20.11.2023

As part of work package 3 of the EU project “Eddy Rich Earth System Models (EERIE)”,  DKRZ and the Met Office are jointly responsible for the data management of the model outputs of the simulations carried out in the project.

After the welcome and a presentation of the project by its scientific leader, Prof. Thomas Jung (AWI), the leaders of each work package (WP) informed about the current status. Fabian Wachsmann (DKRZ) and the co-leading colleague from the British Met Office (MO), Jon Seddon, presented the progress in WP3. The integration of new tools into data processing workflows and easier access to EERIE data were highlighted. For Dr. Iuliia Pokova, who joined the EERIE project team at DKRZ on October 1, 2023, it offered a perfect opportunity to get to know the project partners and gain a precise understanding of the project goals.

In a break-out group for WP3, the need for a common data access tool across data centers was specified and the significant importance of data-proximate processing resources for all project participants was highlighted. From the HPC resources approved at DKRZ for EERIE simulations, EERIE provides computing time and storage for data analysis for all project participants.

EERIE-Hackathon_YouTube.pngThe last two days of the project meeting were used for the first EERIE hackathon. A video on the project's YouTube channel gives a visual impression: https://www.youtube.com/watch?v=Pa4P-YbjzV8

The first EERIE data were jointly examined and analyzed in topic-related working groups. For this purpose, all project partners provided data from the control experiments of their various Earth system models (i.e. ICON-ESM-ER (MPI-M), IFS-FESOM2-SR (AWI), EC-Earth3P-VHR (BSC), HadGEM3-GC5 (MO) and IFS-AMIP (ECMWF), which lasted up to 20 years per simulation. Data analysis was performed on the DKRZ supercomputer Levante and on the Met Office system JASMIN. A four-person DKRZ support team, consisting of Fabian Wachsmann, Dr. Iuliia Pokova, Dr. Florian Ziemen und Kameswarrao Modali, were available to answer questions directly, provide assistance and thus contribute to the success of the hackathon.

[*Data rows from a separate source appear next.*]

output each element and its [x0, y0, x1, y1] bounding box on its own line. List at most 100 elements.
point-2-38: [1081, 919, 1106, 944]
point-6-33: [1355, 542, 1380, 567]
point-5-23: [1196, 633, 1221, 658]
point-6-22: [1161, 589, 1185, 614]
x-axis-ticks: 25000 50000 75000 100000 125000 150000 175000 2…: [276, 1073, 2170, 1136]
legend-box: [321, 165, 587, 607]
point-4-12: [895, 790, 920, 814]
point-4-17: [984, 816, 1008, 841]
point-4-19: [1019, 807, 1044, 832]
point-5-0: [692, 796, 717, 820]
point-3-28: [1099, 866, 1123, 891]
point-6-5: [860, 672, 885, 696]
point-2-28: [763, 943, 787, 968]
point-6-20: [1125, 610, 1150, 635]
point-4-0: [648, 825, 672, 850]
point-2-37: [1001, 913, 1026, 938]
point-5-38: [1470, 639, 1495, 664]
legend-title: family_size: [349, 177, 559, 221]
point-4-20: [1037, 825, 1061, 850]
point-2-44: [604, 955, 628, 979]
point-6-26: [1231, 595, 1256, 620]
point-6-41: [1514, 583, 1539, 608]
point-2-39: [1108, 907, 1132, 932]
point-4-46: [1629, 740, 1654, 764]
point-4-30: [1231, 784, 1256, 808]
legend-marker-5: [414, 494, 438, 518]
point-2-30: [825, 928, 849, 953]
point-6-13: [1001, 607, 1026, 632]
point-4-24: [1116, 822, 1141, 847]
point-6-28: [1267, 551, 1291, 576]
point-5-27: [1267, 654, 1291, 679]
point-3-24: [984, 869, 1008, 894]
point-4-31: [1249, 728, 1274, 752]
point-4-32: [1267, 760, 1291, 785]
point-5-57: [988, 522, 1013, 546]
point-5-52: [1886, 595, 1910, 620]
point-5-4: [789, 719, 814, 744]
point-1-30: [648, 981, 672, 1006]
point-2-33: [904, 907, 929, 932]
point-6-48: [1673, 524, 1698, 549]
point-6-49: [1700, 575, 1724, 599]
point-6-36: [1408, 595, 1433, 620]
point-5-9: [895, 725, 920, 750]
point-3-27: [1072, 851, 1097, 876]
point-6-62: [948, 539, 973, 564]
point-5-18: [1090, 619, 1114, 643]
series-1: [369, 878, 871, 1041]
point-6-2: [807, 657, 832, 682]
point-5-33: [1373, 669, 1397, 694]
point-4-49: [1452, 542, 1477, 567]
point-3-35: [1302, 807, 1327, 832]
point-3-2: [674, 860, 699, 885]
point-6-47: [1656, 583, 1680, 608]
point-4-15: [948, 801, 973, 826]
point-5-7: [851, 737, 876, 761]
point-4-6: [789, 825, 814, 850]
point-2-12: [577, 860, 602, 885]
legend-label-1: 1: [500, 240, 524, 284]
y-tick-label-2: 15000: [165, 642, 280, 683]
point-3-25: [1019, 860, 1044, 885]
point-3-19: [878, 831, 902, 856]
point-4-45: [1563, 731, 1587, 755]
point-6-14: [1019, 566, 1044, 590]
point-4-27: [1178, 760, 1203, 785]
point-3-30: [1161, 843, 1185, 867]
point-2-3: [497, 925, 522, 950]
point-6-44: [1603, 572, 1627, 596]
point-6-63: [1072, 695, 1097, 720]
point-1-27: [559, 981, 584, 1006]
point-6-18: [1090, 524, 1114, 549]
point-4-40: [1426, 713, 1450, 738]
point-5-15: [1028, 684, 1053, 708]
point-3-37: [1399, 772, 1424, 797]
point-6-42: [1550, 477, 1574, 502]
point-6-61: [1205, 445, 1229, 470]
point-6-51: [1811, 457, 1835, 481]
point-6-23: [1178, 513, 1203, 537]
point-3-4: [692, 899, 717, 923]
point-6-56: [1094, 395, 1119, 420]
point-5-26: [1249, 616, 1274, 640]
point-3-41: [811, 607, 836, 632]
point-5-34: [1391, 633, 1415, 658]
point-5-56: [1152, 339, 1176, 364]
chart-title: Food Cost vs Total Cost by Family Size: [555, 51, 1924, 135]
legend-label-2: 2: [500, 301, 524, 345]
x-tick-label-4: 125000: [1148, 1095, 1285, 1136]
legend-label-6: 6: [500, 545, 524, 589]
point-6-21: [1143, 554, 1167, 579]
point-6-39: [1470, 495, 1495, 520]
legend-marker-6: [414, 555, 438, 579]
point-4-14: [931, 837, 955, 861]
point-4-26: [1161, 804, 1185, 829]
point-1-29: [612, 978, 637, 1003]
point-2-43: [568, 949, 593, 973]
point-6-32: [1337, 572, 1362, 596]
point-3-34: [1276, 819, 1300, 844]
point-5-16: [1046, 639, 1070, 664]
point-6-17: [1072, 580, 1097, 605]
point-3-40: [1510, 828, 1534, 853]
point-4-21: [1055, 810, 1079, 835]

In advance, the participants had the opportunity within the voluntary “First EERIE Figure” contest to create plots in order to gain a preliminary understanding of data access (Figure 1 shows the winning entry).

EERIE-Hackathon_Abb1.png

Figure 1: Simultaneous visualization of sea surface temperature, near-surface air temperature over land, sea ice concentration, geopotential height at 850hPa (black contours) and rain summed over 6 hours (15-100 mm/day) for a point in time in one of the first EERIE simulations (Copyright : Matthias Aengenheyster).

As a result of the hackathon, participants can now “track” the ocean eddies in the brand new EERIE data using software and monitor their development. A main goal of the project is to identify these vortices in simulations that follow physics correctly. The necessary high-resolution experiments, which cover a hundred model years, are being carried out for the first time with the support of the DKRZ team on its Levante supercomputer and are intended to contribute to a better understanding of the role of ocean eddies in the climate system.

During the hackathon, all participants learned to use resources on the supercomputers such as Levante, process EERIE data and apply their own tools to this data. The hackathon was therefore a complete success and the project community is already looking forward to taking part in the next hackathon together with the NextGEMs project, probably in March 2024.